I nudged on, “Can you sing the first line? I’d love to hear it.”
Her big smile turned to fear, ”Oh. No, no, no, I don’t sing.”
I believed she wanted to sing. I believe we all have a voice that wants to sing, whether that song is expressed in an actual melodic song or some other form of speech. I believe we all have that inner desire to be heard or for that ‘inner child’ to play! Like DNA, every human voice on this planet is distinctly unique. The human voice is our very first instrument. I am convinced that some of my best jazz scatting came from listening to a baby’s first words. Just think of all the vast ways our voices function. We babble. We sigh. We laugh and cry. We moan. We hum and buzz. We scream and groan!

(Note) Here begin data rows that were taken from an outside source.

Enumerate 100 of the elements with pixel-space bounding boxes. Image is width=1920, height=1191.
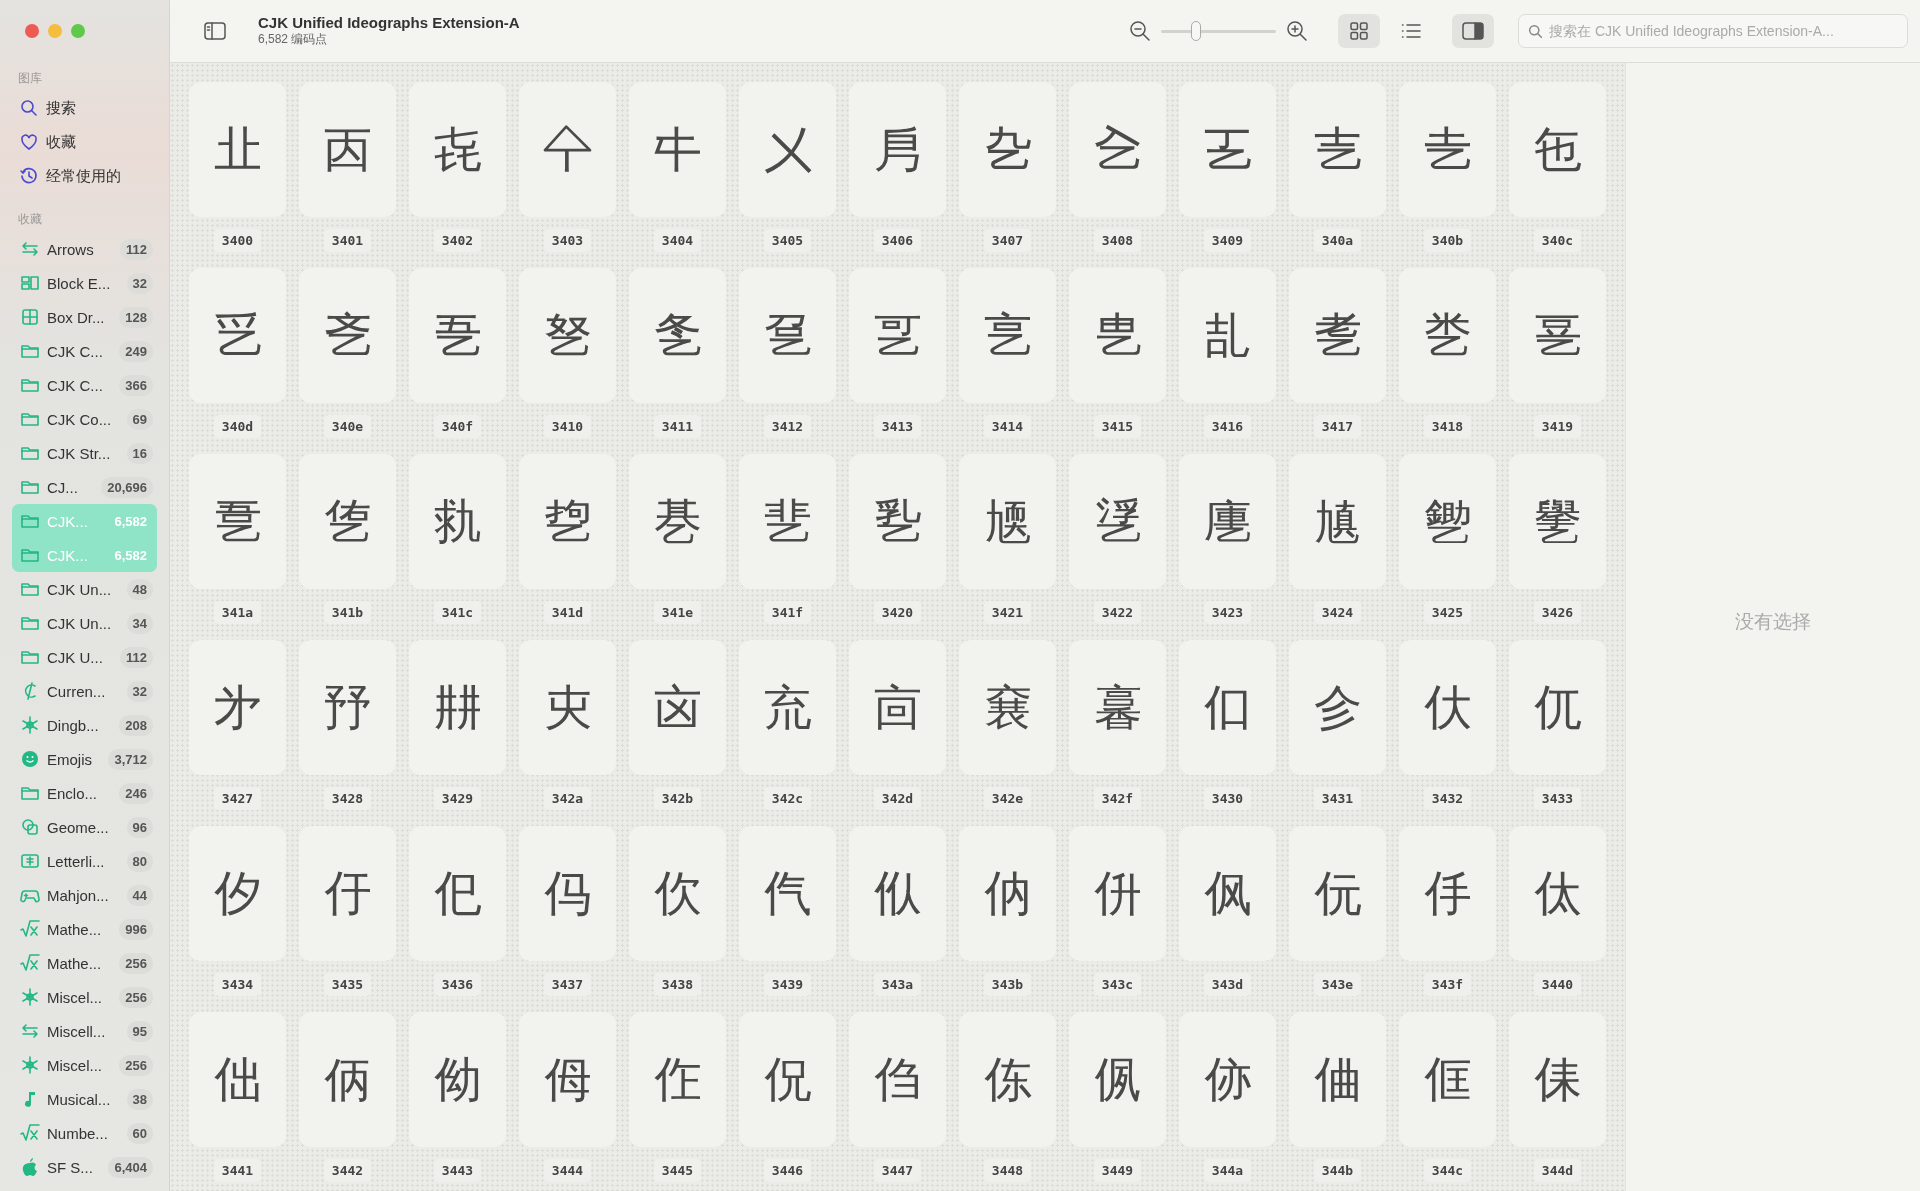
sidebar-item[interactable]: CJK U... 112 [12,640,157,674]
glyph-tile[interactable]: 㐃 [519,82,616,217]
glyph-tile[interactable]: 㐝 [519,454,616,589]
glyph-tile[interactable]: 㐮 [959,640,1056,775]
glyph-tile[interactable]: 㐯 [1069,640,1166,775]
sidebar-item[interactable]: Box Dr... 128 [12,300,157,334]
glyph-tile[interactable]: 㑇 [849,1012,946,1147]
sidebar-item[interactable]: 经常使用的 [12,159,157,193]
glyph-tile[interactable]: 㐕 [1069,268,1166,403]
glyph-tile[interactable]: 㐑 [629,268,726,403]
glyph-tile[interactable]: 㐞 [629,454,726,589]
sidebar-item[interactable]: SF S... 6,404 [12,1150,157,1184]
glyph-tile[interactable]: 㐳 [1509,640,1606,775]
glyph-tile[interactable]: 㐸 [629,826,726,961]
glyph-tile[interactable]: 㐥 [1399,454,1496,589]
glyph-tile[interactable]: 㐱 [1289,640,1386,775]
glyph-tile[interactable]: 㐚 [189,454,286,589]
close-button[interactable] [25,24,39,38]
glyph-tile[interactable]: 㐰 [1179,640,1276,775]
glyph-tile[interactable]: 㐻 [959,826,1056,961]
slider-thumb[interactable] [1190,21,1201,41]
sidebar-item[interactable]: Curren... 32 [12,674,157,708]
sidebar-item[interactable]: Block E... 32 [12,266,157,300]
glyph-tile[interactable]: 㑀 [1509,826,1606,961]
glyph-tile[interactable]: 㐅 [739,82,836,217]
glyph-tile[interactable]: 㐬 [739,640,836,775]
glyph-tile[interactable]: 㑍 [1509,1012,1606,1147]
glyph-tile[interactable]: 㐓 [849,268,946,403]
glyph-tile[interactable]: 㐢 [1069,454,1166,589]
glyph-tile[interactable]: 㑉 [1069,1012,1166,1147]
glyph-tile[interactable]: 㐨 [299,640,396,775]
glyph-tile[interactable]: 㐛 [299,454,396,589]
sidebar-item[interactable]: Emojis 3,712 [12,742,157,776]
glyph-tile[interactable]: 㐦 [1509,454,1606,589]
sidebar-item[interactable]: Geome... 96 [12,810,157,844]
glyph-tile[interactable]: 㐶 [409,826,506,961]
sidebar-item[interactable]: Miscel... 256 [12,980,157,1014]
sidebar-item[interactable]: Miscell... 95 [12,1014,157,1048]
glyph-tile[interactable]: 㐏 [409,268,506,403]
glyph-tile[interactable]: 㑆 [739,1012,836,1147]
glyph-tile[interactable]: 㐲 [1399,640,1496,775]
glyph-tile[interactable]: 㐜 [409,454,506,589]
glyph-tile[interactable]: 㐷 [519,826,616,961]
sidebar-item[interactable]: Mathe... 256 [12,946,157,980]
sidebar-item[interactable]: Mahjon... 44 [12,878,157,912]
sidebar-item[interactable]: CJK Un... 48 [12,572,157,606]
sidebar-item[interactable]: Mathe... 996 [12,912,157,946]
sidebar-item[interactable]: Musical... 38 [12,1082,157,1116]
glyph-tile[interactable]: 㐉 [1179,82,1276,217]
glyph-tile[interactable]: 㑅 [629,1012,726,1147]
glyph-tile[interactable]: 㐒 [739,268,836,403]
glyph-tile[interactable]: 㐧 [189,640,286,775]
glyph-tile[interactable]: 㐹 [739,826,836,961]
sidebar-item[interactable]: Miscel... 256 [12,1048,157,1082]
sidebar-item[interactable]: CJ... 20,696 [12,470,157,504]
glyph-tile[interactable]: 㐗 [1289,268,1386,403]
sidebar-item[interactable]: Numbe... 60 [12,1116,157,1150]
glyph-tile[interactable]: 㐭 [849,640,946,775]
glyph-tile[interactable]: 㑈 [959,1012,1056,1147]
glyph-tile[interactable]: 㐍 [189,268,286,403]
glyph-tile[interactable]: 㐣 [1179,454,1276,589]
sidebar-item[interactable]: Dingb... 208 [12,708,157,742]
sidebar-item[interactable]: 收藏 [12,125,157,159]
search-field[interactable]: 搜索在 CJK Unified Ideographs Extension-A... [1518,14,1908,48]
glyph-tile[interactable]: 㐵 [299,826,396,961]
glyph-tile[interactable]: 㐿 [1399,826,1496,961]
glyph-tile[interactable]: 㐔 [959,268,1056,403]
glyph-tile[interactable]: 㐺 [849,826,946,961]
glyph-tile[interactable]: 㐊 [1289,82,1386,217]
glyph-tile[interactable]: 㐇 [959,82,1056,217]
zoom-out-icon[interactable] [1129,20,1151,42]
sidebar-item[interactable]: Arrows 112 [12,232,157,266]
view-mode-button[interactable] [1338,14,1380,48]
zoom-in-icon[interactable] [1286,20,1308,42]
glyph-tile[interactable]: 㐈 [1069,82,1166,217]
glyph-tile[interactable]: 㑂 [299,1012,396,1147]
glyph-tile[interactable]: 㐠 [849,454,946,589]
glyph-tile[interactable]: 㐩 [409,640,506,775]
glyph-tile[interactable]: 㐫 [629,640,726,775]
glyph-tile[interactable]: 㐁 [299,82,396,217]
glyph-tile[interactable]: 㐼 [1069,826,1166,961]
glyph-tile[interactable]: 㐟 [739,454,836,589]
glyph-tile[interactable]: 㐪 [519,640,616,775]
glyph-tile[interactable]: 㐾 [1289,826,1386,961]
glyph-tile[interactable]: 㑁 [189,1012,286,1147]
glyph-tile[interactable]: 㐽 [1179,826,1276,961]
glyph-tile[interactable]: 㐄 [629,82,726,217]
sidebar-item[interactable]: CJK Str... 16 [12,436,157,470]
sidebar-item[interactable]: Enclo... 246 [12,776,157,810]
glyph-tile[interactable]: 㐴 [189,826,286,961]
sidebar-item[interactable]: CJK Co... 69 [12,402,157,436]
glyph-tile[interactable]: 㐐 [519,268,616,403]
zoom-slider[interactable] [1161,21,1276,41]
glyph-tile[interactable]: 㑊 [1179,1012,1276,1147]
glyph-tile[interactable]: 㑋 [1289,1012,1386,1147]
glyph-tile[interactable]: 㐙 [1509,268,1606,403]
glyph-tile[interactable]: 㐋 [1399,82,1496,217]
glyph-tile[interactable]: 㐀 [189,82,286,217]
glyph-tile[interactable]: 㐘 [1399,268,1496,403]
sidebar-item[interactable]: Letterli... 80 [12,844,157,878]
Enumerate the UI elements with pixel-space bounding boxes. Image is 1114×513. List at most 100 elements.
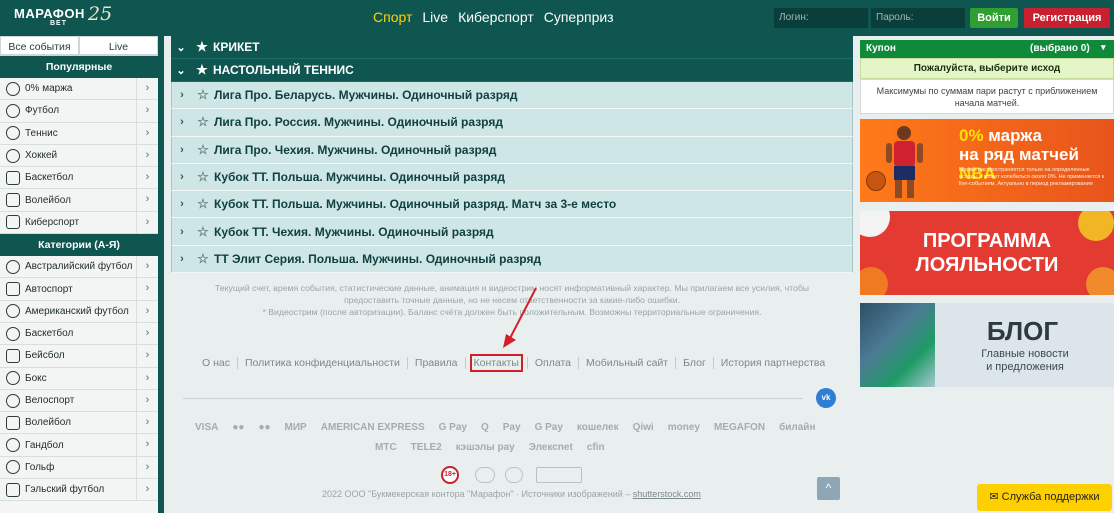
chevron-right-icon[interactable]: › — [136, 256, 158, 278]
sidebar-item-category[interactable]: Гандбол › — [0, 434, 158, 457]
login-input[interactable]: Логин: — [774, 8, 868, 28]
footer-link-blog[interactable]: Блог — [676, 357, 713, 369]
star-outline-icon[interactable]: ☆ — [192, 142, 214, 158]
chevron-right-icon[interactable]: › — [172, 171, 192, 183]
nba-banner[interactable]: 0% маржа на ряд матчей NBA Маржа распрос… — [860, 119, 1114, 202]
nav-live[interactable]: Live — [422, 9, 448, 25]
chevron-right-icon[interactable]: › — [136, 412, 158, 434]
chevron-right-icon[interactable]: › — [136, 345, 158, 367]
footer-link-rules[interactable]: Правила — [408, 357, 465, 369]
star-outline-icon[interactable]: ☆ — [192, 114, 214, 130]
sidebar-item-popular[interactable]: Баскетбол › — [0, 167, 158, 190]
chevron-right-icon[interactable]: › — [136, 300, 158, 322]
star-outline-icon[interactable]: ☆ — [192, 196, 214, 212]
payment-logo: G Pay — [438, 422, 467, 433]
footer-link-privacy[interactable]: Политика конфиденциальности — [238, 357, 407, 369]
nav-superprize[interactable]: Суперприз — [544, 9, 614, 25]
sidebar-item-category[interactable]: Гольф › — [0, 456, 158, 480]
chevron-right-icon[interactable]: › — [172, 89, 192, 101]
chevron-right-icon[interactable]: › — [136, 167, 158, 189]
footer-link-mobile[interactable]: Мобильный сайт — [579, 357, 675, 369]
footer-link-contacts[interactable]: Контакты — [469, 354, 523, 372]
sport-icon — [6, 282, 20, 297]
scroll-top-button[interactable]: ^ — [817, 477, 840, 500]
support-button[interactable]: ✉ Служба поддержки — [977, 484, 1112, 511]
chevron-right-icon[interactable]: › — [136, 211, 158, 234]
sidebar-item-category[interactable]: Американский футбол › — [0, 300, 158, 323]
league-row[interactable]: › ☆ Кубок ТТ. Польша. Мужчины. Одиночный… — [171, 163, 853, 192]
sidebar-item-category[interactable]: Волейбол › — [0, 412, 158, 435]
blog-banner[interactable]: БЛОГ Главные новости и предложения — [860, 303, 1114, 387]
sidebar-item-category[interactable]: Автоспорт › — [0, 278, 158, 301]
chevron-right-icon[interactable]: › — [136, 189, 158, 211]
sidebar-item-popular[interactable]: Волейбол › — [0, 189, 158, 212]
register-button[interactable]: Регистрация — [1024, 8, 1110, 28]
chevron-right-icon[interactable]: › — [136, 122, 158, 144]
vk-icon[interactable]: vk — [816, 388, 836, 408]
nav-esports[interactable]: Киберспорт — [458, 9, 534, 25]
star-outline-icon[interactable]: ☆ — [192, 251, 214, 267]
sidebar-item-category[interactable]: Баскетбол › — [0, 322, 158, 346]
chevron-right-icon[interactable]: › — [136, 78, 158, 100]
sidebar-item-popular[interactable]: Теннис › — [0, 122, 158, 145]
login-button[interactable]: Войти — [970, 8, 1018, 28]
sidebar-item-popular[interactable]: Киберспорт › — [0, 211, 158, 235]
password-input[interactable]: Пароль: — [871, 8, 965, 28]
sidebar-item-label: 0% маржа — [25, 83, 73, 95]
chevron-right-icon[interactable]: › — [136, 322, 158, 345]
chevron-right-icon[interactable]: › — [172, 226, 192, 238]
category-row-cricket[interactable]: ⌄ ★ КРИКЕТ — [171, 36, 853, 59]
sidebar-item-category[interactable]: Австралийский футбол › — [0, 256, 158, 279]
chevron-down-icon[interactable]: ⌄ — [171, 64, 191, 77]
loyalty-banner[interactable]: ПРОГРАММА ЛОЯЛЬНОСТИ — [860, 211, 1114, 295]
sidebar-item-popular[interactable]: Хоккей › — [0, 144, 158, 168]
loyalty-line: ПРОГРАММА — [922, 230, 1052, 252]
footer-link-payment[interactable]: Оплата — [528, 357, 578, 369]
chevron-right-icon[interactable]: › — [136, 278, 158, 300]
chat-icon: ✉ — [989, 491, 999, 503]
star-icon[interactable]: ★ — [191, 39, 213, 55]
nav-sport[interactable]: Спорт — [373, 9, 412, 25]
chevron-right-icon[interactable]: › — [136, 144, 158, 167]
sidebar-item-popular[interactable]: Футбол › — [0, 100, 158, 123]
chevron-right-icon[interactable]: › — [136, 100, 158, 122]
chevron-right-icon[interactable]: › — [136, 434, 158, 456]
chevron-right-icon[interactable]: › — [136, 389, 158, 412]
collapse-icon[interactable]: ▾ — [1101, 42, 1106, 53]
chevron-right-icon[interactable]: › — [136, 456, 158, 479]
logo[interactable]: МАРАФОН BET 25 — [14, 3, 112, 27]
league-row[interactable]: › ☆ Лига Про. Чехия. Мужчины. Одиночный … — [171, 136, 853, 164]
sidebar-item-category[interactable]: Бейсбол › — [0, 345, 158, 368]
star-icon[interactable]: ★ — [191, 62, 213, 78]
star-outline-icon[interactable]: ☆ — [192, 224, 214, 240]
chevron-right-icon[interactable]: › — [172, 144, 192, 156]
chevron-right-icon[interactable]: › — [172, 253, 192, 265]
tab-all-events[interactable]: Все события — [0, 36, 79, 55]
league-row[interactable]: › ☆ ТТ Элит Серия. Польша. Мужчины. Один… — [171, 245, 853, 274]
league-row[interactable]: › ☆ Лига Про. Россия. Мужчины. Одиночный… — [171, 109, 853, 137]
star-outline-icon[interactable]: ☆ — [192, 169, 214, 185]
image-source-link[interactable]: shutterstock.com — [633, 489, 701, 499]
sidebar-item-category[interactable]: Велоспорт › — [0, 389, 158, 413]
chevron-right-icon[interactable]: › — [172, 116, 192, 128]
chevron-right-icon[interactable]: › — [172, 198, 192, 210]
tab-live[interactable]: Live — [79, 36, 158, 55]
chevron-right-icon[interactable]: › — [136, 479, 158, 501]
payment-logo: money — [667, 422, 700, 433]
sidebar-item-category[interactable]: Гэльский футбол › — [0, 479, 158, 502]
sidebar-item-popular[interactable]: 0% маржа › — [0, 78, 158, 101]
coupon-header[interactable]: Купон (выбрано 0) ▾ — [860, 40, 1114, 58]
category-row-table-tennis[interactable]: ⌄ ★ НАСТОЛЬНЫЙ ТЕННИС — [171, 59, 853, 82]
footer-link-partnership[interactable]: История партнерства — [714, 357, 832, 369]
league-row[interactable]: › ☆ Кубок ТТ. Польша. Мужчины. Одиночный… — [171, 191, 853, 219]
payment-logo: Элексnet — [528, 442, 573, 453]
league-row[interactable]: › ☆ Кубок ТТ. Чехия. Мужчины. Одиночный … — [171, 218, 853, 246]
chevron-right-icon[interactable]: › — [136, 367, 158, 389]
chevron-down-icon[interactable]: ⌄ — [171, 41, 191, 54]
sidebar-item-category[interactable]: Бокс › — [0, 367, 158, 390]
footer-divider — [183, 398, 803, 399]
footer-link-about[interactable]: О нас — [195, 357, 237, 369]
league-row[interactable]: › ☆ Лига Про. Беларусь. Мужчины. Одиночн… — [171, 82, 853, 110]
star-outline-icon[interactable]: ☆ — [192, 87, 214, 103]
loyalty-title: ПРОГРАММА ЛОЯЛЬНОСТИ — [860, 229, 1114, 277]
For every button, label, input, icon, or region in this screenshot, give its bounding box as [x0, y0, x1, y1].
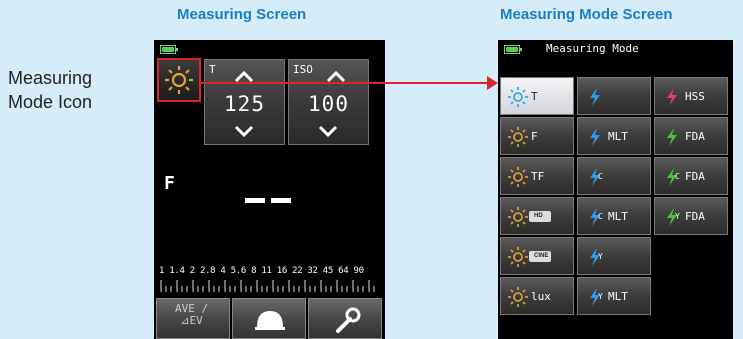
mode-ambient-f[interactable]: F — [500, 117, 574, 155]
mode-flash-radio[interactable]: Y — [577, 237, 651, 275]
f-stop-ticks — [160, 280, 375, 292]
chevron-up-icon[interactable] — [233, 66, 255, 88]
measuring-screen-heading: Measuring Screen — [177, 6, 307, 23]
shutter-speed-control[interactable]: T 125 — [204, 59, 285, 145]
cine-text: CINE — [534, 253, 549, 259]
chevron-up-icon[interactable] — [325, 66, 347, 88]
ev-label: ⊿EV — [180, 314, 203, 327]
chevron-down-icon[interactable] — [233, 120, 255, 142]
sun-icon — [508, 287, 528, 307]
mode-screen-title: Measuring Mode — [546, 42, 639, 55]
mode-label: MLT — [608, 290, 628, 303]
mode-label: MLT — [608, 130, 628, 143]
wrench-icon — [336, 307, 361, 333]
mode-flash-hss[interactable]: HSS — [654, 77, 728, 115]
callout-arrow — [199, 82, 492, 84]
iso-label: ISO — [293, 63, 313, 76]
sun-icon — [508, 207, 528, 227]
arrow-head — [487, 76, 498, 90]
mode-flash-cord-mlt[interactable]: C MLT — [577, 197, 651, 235]
mode-label: FDA — [685, 130, 705, 143]
f-number-label: F — [164, 173, 175, 194]
mode-cine[interactable]: CINE — [500, 237, 574, 275]
mode-label: MLT — [608, 210, 628, 223]
flash-icon — [667, 128, 677, 146]
mode-ambient-tf[interactable]: TF — [500, 157, 574, 195]
mode-label: FDA — [685, 170, 705, 183]
chevron-down-icon[interactable] — [317, 120, 339, 142]
hd-video-icon: HD — [529, 211, 551, 222]
settings-button[interactable] — [308, 298, 382, 339]
receptor-button[interactable] — [232, 298, 306, 339]
mode-label: T — [531, 90, 538, 103]
shutter-speed-value: 125 — [224, 92, 265, 116]
mode-hd-cine[interactable]: HD — [500, 197, 574, 235]
sun-icon — [508, 167, 528, 187]
flash-icon — [590, 88, 600, 106]
mode-label: FDA — [685, 210, 705, 223]
mode-flash-radio-mlt[interactable]: Y MLT — [577, 277, 651, 315]
battery-icon — [504, 45, 522, 54]
mode-icon-highlight — [157, 58, 201, 102]
measuring-mode-icon-callout: Measuring Mode Icon — [8, 66, 138, 114]
cord-subscript: C — [598, 212, 603, 221]
callout-line-2: Mode Icon — [8, 92, 93, 112]
iso-value: 100 — [308, 92, 349, 116]
radio-subscript: Y — [598, 252, 603, 261]
shutter-speed-label: T — [209, 63, 216, 76]
iso-control[interactable]: ISO 100 — [288, 59, 369, 145]
mode-flash-fda[interactable]: FDA — [654, 117, 728, 155]
sun-icon — [508, 247, 528, 267]
cord-subscript: C — [675, 172, 680, 181]
radio-subscript: Y — [598, 292, 603, 301]
ave-ev-button[interactable]: AVE / ⊿EV — [156, 298, 230, 339]
mode-lux[interactable]: lux — [500, 277, 574, 315]
radio-subscript: Y — [675, 212, 680, 221]
flash-icon — [590, 128, 600, 146]
mode-ambient-t[interactable]: T — [500, 77, 574, 115]
sun-icon — [508, 127, 528, 147]
mode-label: lux — [531, 290, 551, 303]
mode-flash-mlt[interactable]: MLT — [577, 117, 651, 155]
mode-label: HSS — [685, 90, 705, 103]
mode-label: TF — [531, 170, 545, 183]
cord-subscript: C — [598, 172, 603, 181]
measuring-screen: T 125 ISO 100 F 1 1.4 2 2.8 4 5.6 8 11 1… — [154, 40, 385, 339]
hd-text: HD — [534, 213, 543, 219]
measuring-mode-screen-heading: Measuring Mode Screen — [500, 6, 673, 23]
mode-label: F — [531, 130, 538, 143]
sun-icon — [508, 87, 528, 107]
mode-flash-radio-fda[interactable]: Y FDA — [654, 197, 728, 235]
measuring-mode-screen: Measuring Mode T HSS F MLT FDA TF C C FD… — [498, 40, 733, 339]
mode-flash-cord[interactable]: C — [577, 157, 651, 195]
callout-line-1: Measuring — [8, 68, 93, 88]
reading-dash — [245, 198, 265, 203]
dome-icon — [255, 311, 285, 330]
cine-video-icon: CINE — [529, 251, 551, 262]
mode-flash-cord-fda[interactable]: C FDA — [654, 157, 728, 195]
battery-icon — [160, 45, 178, 54]
flash-icon — [667, 88, 677, 106]
ave-ev-label: AVE / ⊿EV — [175, 303, 208, 327]
reading-dash — [271, 198, 291, 203]
mode-flash[interactable] — [577, 77, 651, 115]
f-stop-scale: 1 1.4 2 2.8 4 5.6 8 11 16 22 32 45 64 90 — [159, 266, 364, 276]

As I reflect on the hundreds of “I don’t sing” responses, I’m led to wonder what would convince a person to ever believe in refraining from these vocalizations. These remarks seem to hold a deeper meaning about the circumstances, hardship, and trials of life that impact us enough to accept this deceiving notion: “I don’t deserve to sing.” You CAN sing! Bring all your strengths, weaknesses, character imperfections and express that in the voice that is uniquely you.
This is what I love about singing. Our instrument is the culmination of all the raw moments of our life, bringing about a sound bath of raspy, clear, loud, soft, mellow, bright, and dark, tones. It is so vulnerable and exposes the very essence of who we are. It is a practice, tool, activity, art, and therapy, that allows the subconscious to be free from the stains of life. In this way, we are magical! You can be magical too by singing a short mantra of kindness to yourself. It does not matter what the notes are, how in tune or out of tune they may be, or the level of quality or texture. Extend that magic outward to something or someone other than yourself: a flower, a bird, a tree, a dog, a cat, or a person. Our voices spark magic in ourselves and the people we embrace. You can sing! Unleash the music that is you. . . unleash your voice!